In some cases, students with limited credit history or poor credit would need a cosigner. Having a cosigner could also benefit students with solid credit, as they might qualify for a lower interest rate. As previously mentioned, students who take out a private loan should be sure to minimize the amount of loans they take out due to the high cost of borrowing a private loan.

Federal Chase Student Loans: Like many lenders who service federal loans, Chase was a major player in the student loan business. Students were able to choose Chase Bank as their lender of origin for any of the following federal loans that they borrowed: Federal PLUS Loan (for parents), Federal Direct Loan Consolidation, Perkins Loan, and the Stafford Loan.
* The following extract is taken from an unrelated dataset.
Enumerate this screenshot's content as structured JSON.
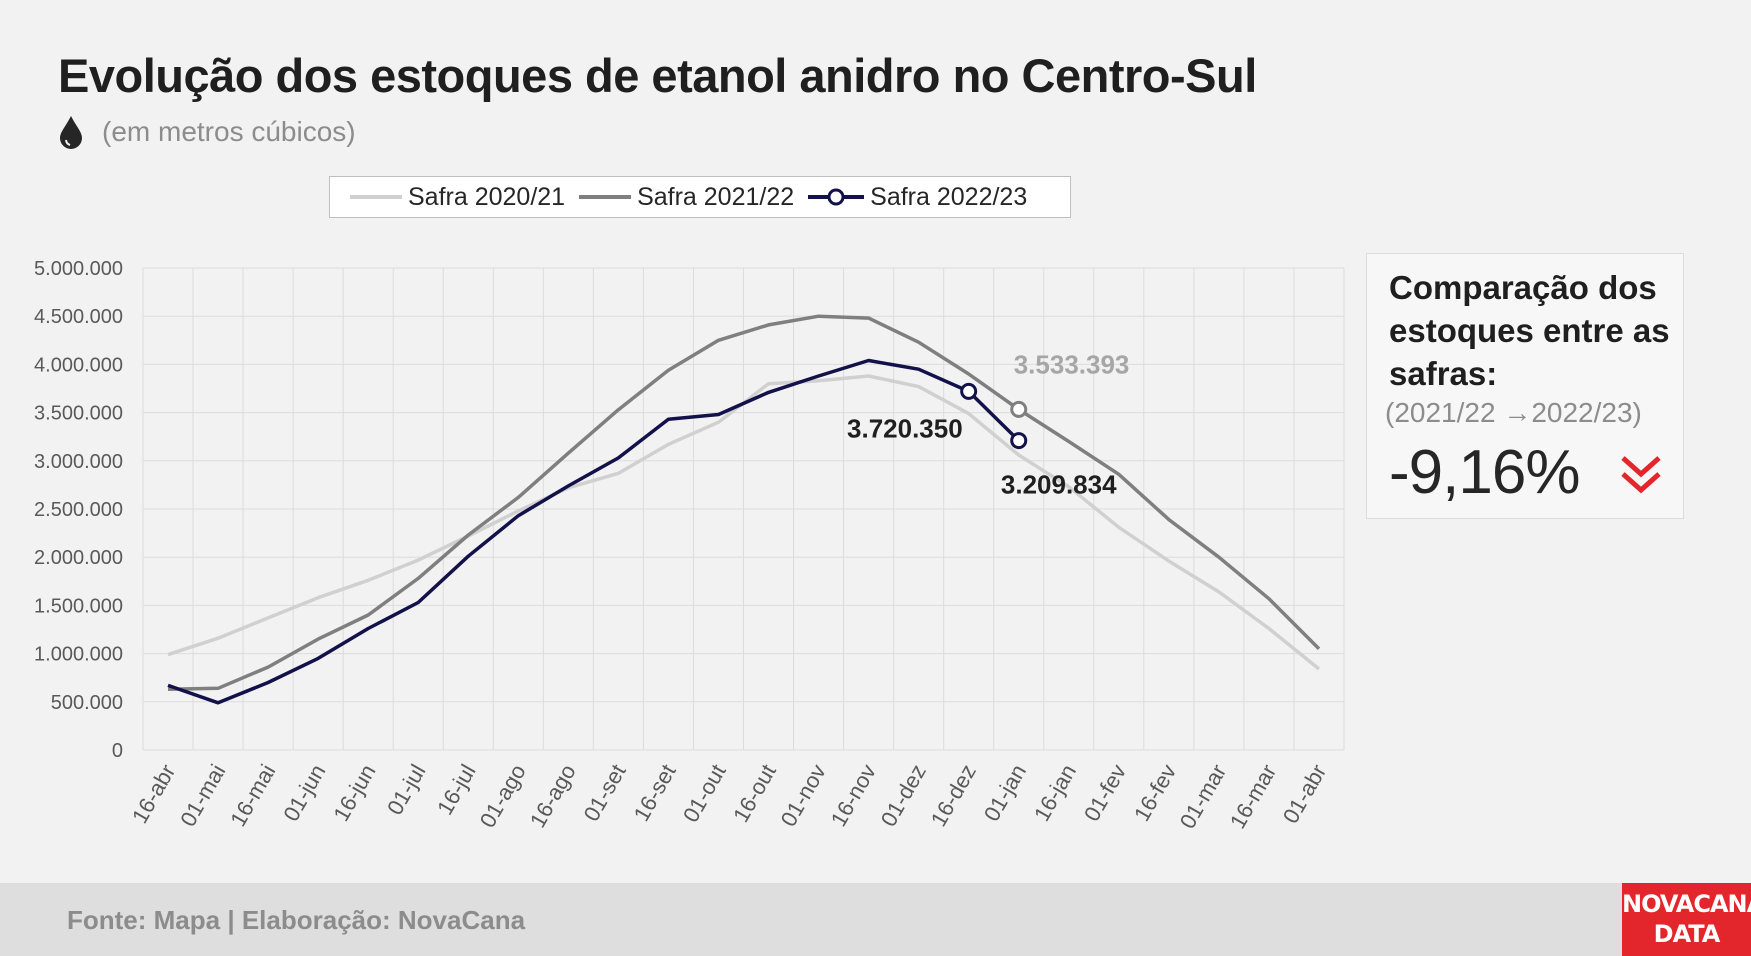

Students who borrowed federal loans through Chase received a number of benefits. First, given the large size of the company, it was easy to obtain customer service, loan support, and loan advice before deciding which loan to apply for and which loan to borrow. In addition, students had access to competitive low interest rates, which were fixed for the life of the loan. Even though the lender was Chase, students benefited from the guarantees of having a federal loan, such as the ability to have deferment or forbearance protection.

It is currently unclear when and if Chase will ever resume serving as a primary lender for federal student loans. Students who currently have loans with Chase can find contact information at this website. This website also includes a list of frequently asked questions and indicates that current student loans are being serviced through AES.
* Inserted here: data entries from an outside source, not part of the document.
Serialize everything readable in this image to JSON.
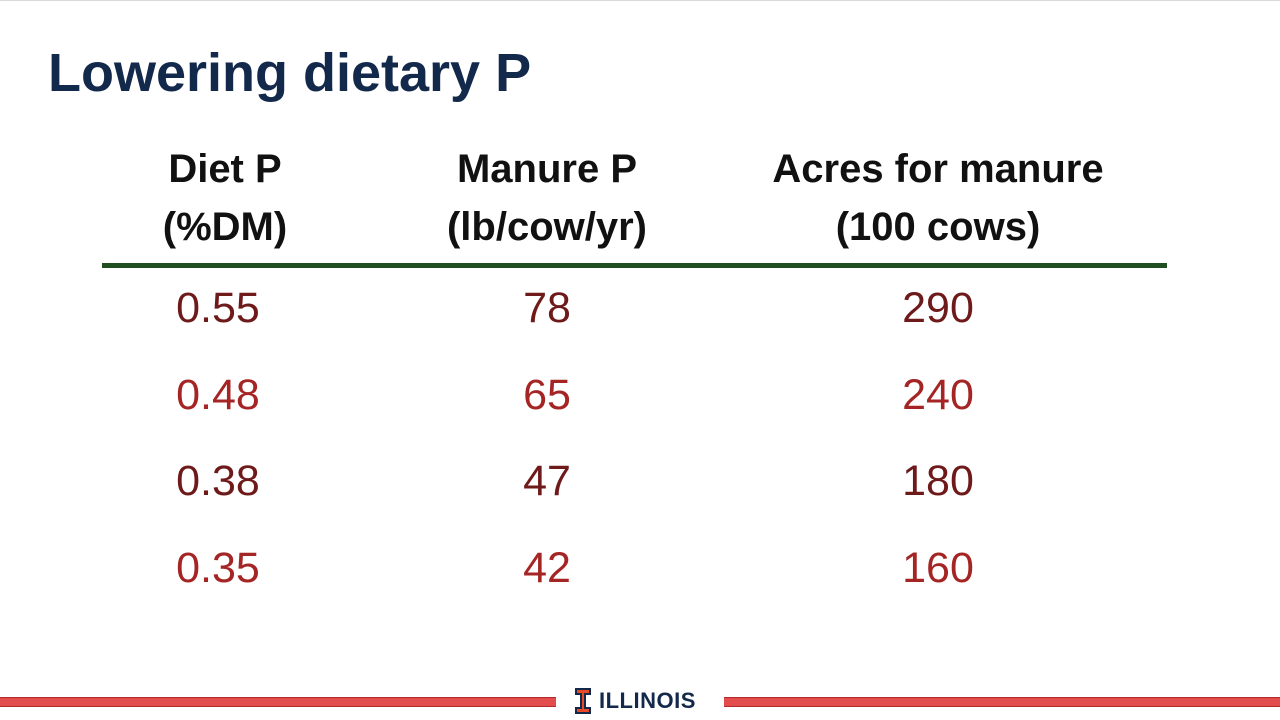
{
  "slide": {
    "title": "Lowering dietary P"
  },
  "table": {
    "headers": [
      {
        "line1": "Diet P",
        "line2": "(%DM)"
      },
      {
        "line1": "Manure P",
        "line2": "(lb/cow/yr)"
      },
      {
        "line1": "Acres for manure",
        "line2": "(100 cows)"
      }
    ],
    "rows": [
      [
        "0.55",
        "78",
        "290"
      ],
      [
        "0.48",
        "65",
        "240"
      ],
      [
        "0.38",
        "47",
        "180"
      ],
      [
        "0.35",
        "42",
        "160"
      ]
    ]
  },
  "footer": {
    "logo_text": "ILLINOIS"
  },
  "colors": {
    "title": "#13294b",
    "rule": "#1f4e20",
    "row_dark": "#6e1a1a",
    "row_red": "#a52525",
    "brand_orange": "#e84a27"
  },
  "icons": {
    "logo": "block-i-icon"
  }
}
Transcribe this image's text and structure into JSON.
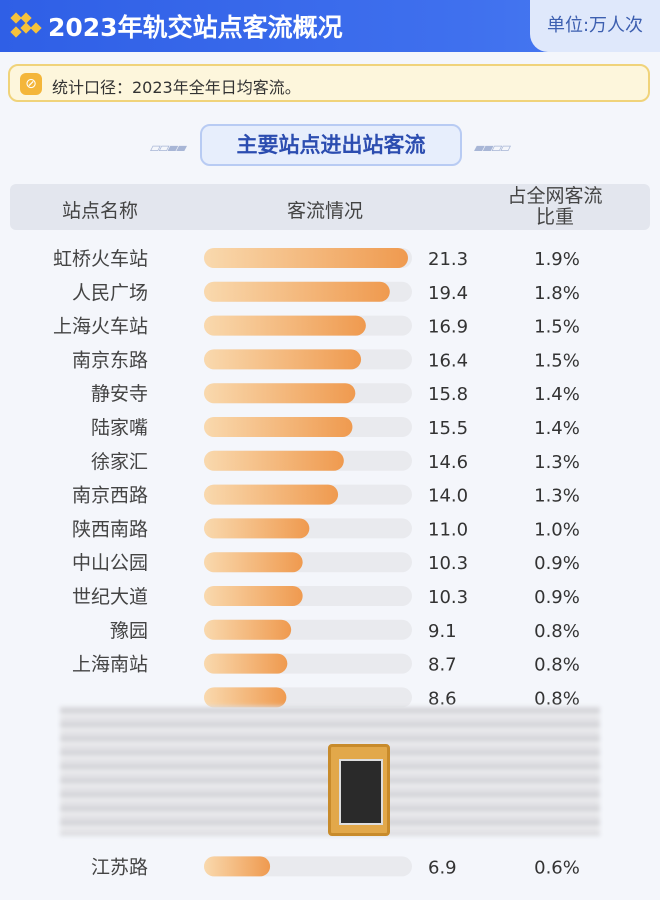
{
  "header": {
    "title": "2023年轨交站点客流概况",
    "unit": "单位:万人次"
  },
  "note": {
    "text": "统计口径：2023年全年日均客流。"
  },
  "section_title": "主要站点进出站客流",
  "table": {
    "col_name": "站点名称",
    "col_flow": "客流情况",
    "col_share_line1": "占全网客流",
    "col_share_line2": "比重"
  },
  "colors": {
    "header_bg": "#3565eb",
    "bar_fill_start": "#f9d9ae",
    "bar_fill_end": "#ef9a4f",
    "bar_track": "#e9eaee"
  },
  "chart_data": {
    "type": "bar",
    "orientation": "horizontal",
    "title": "主要站点进出站客流",
    "unit": "万人次",
    "categories": [
      "虹桥火车站",
      "人民广场",
      "上海火车站",
      "南京东路",
      "静安寺",
      "陆家嘴",
      "徐家汇",
      "南京西路",
      "陕西南路",
      "中山公园",
      "世纪大道",
      "豫园",
      "上海南站",
      "",
      "",
      "",
      "",
      "",
      "江苏路"
    ],
    "values": [
      21.3,
      19.4,
      16.9,
      16.4,
      15.8,
      15.5,
      14.6,
      14.0,
      11.0,
      10.3,
      10.3,
      9.1,
      8.7,
      8.6,
      null,
      null,
      null,
      null,
      6.9
    ],
    "value_labels": [
      "21.3",
      "19.4",
      "16.9",
      "16.4",
      "15.8",
      "15.5",
      "14.6",
      "14.0",
      "11.0",
      "10.3",
      "10.3",
      "9.1",
      "8.7",
      "8.6",
      "",
      "",
      "",
      "",
      "6.9"
    ],
    "share_labels": [
      "1.9%",
      "1.8%",
      "1.5%",
      "1.5%",
      "1.4%",
      "1.4%",
      "1.3%",
      "1.3%",
      "1.0%",
      "0.9%",
      "0.9%",
      "0.8%",
      "0.8%",
      "0.8%",
      "",
      "",
      "",
      "",
      "0.6%"
    ],
    "xlim": [
      0,
      21.3
    ]
  }
}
Where Can I Find a Good Student Loan?

Since Chase is not currently offering either private or federal student loans, students who wish to borrow a new loan to fund their studies will need to find a different credit union or bank. As you compare your options, make sure that you read all the fine print. In some cases, certain large banks are able to offer a number of perks. However, going with a smaller company as a lender sometimes has the advantage of being able to provide better customer support. In addition to comparing the benefits, you will certainly want to compare the different interest rates you qualify for while considering which loan to borrow.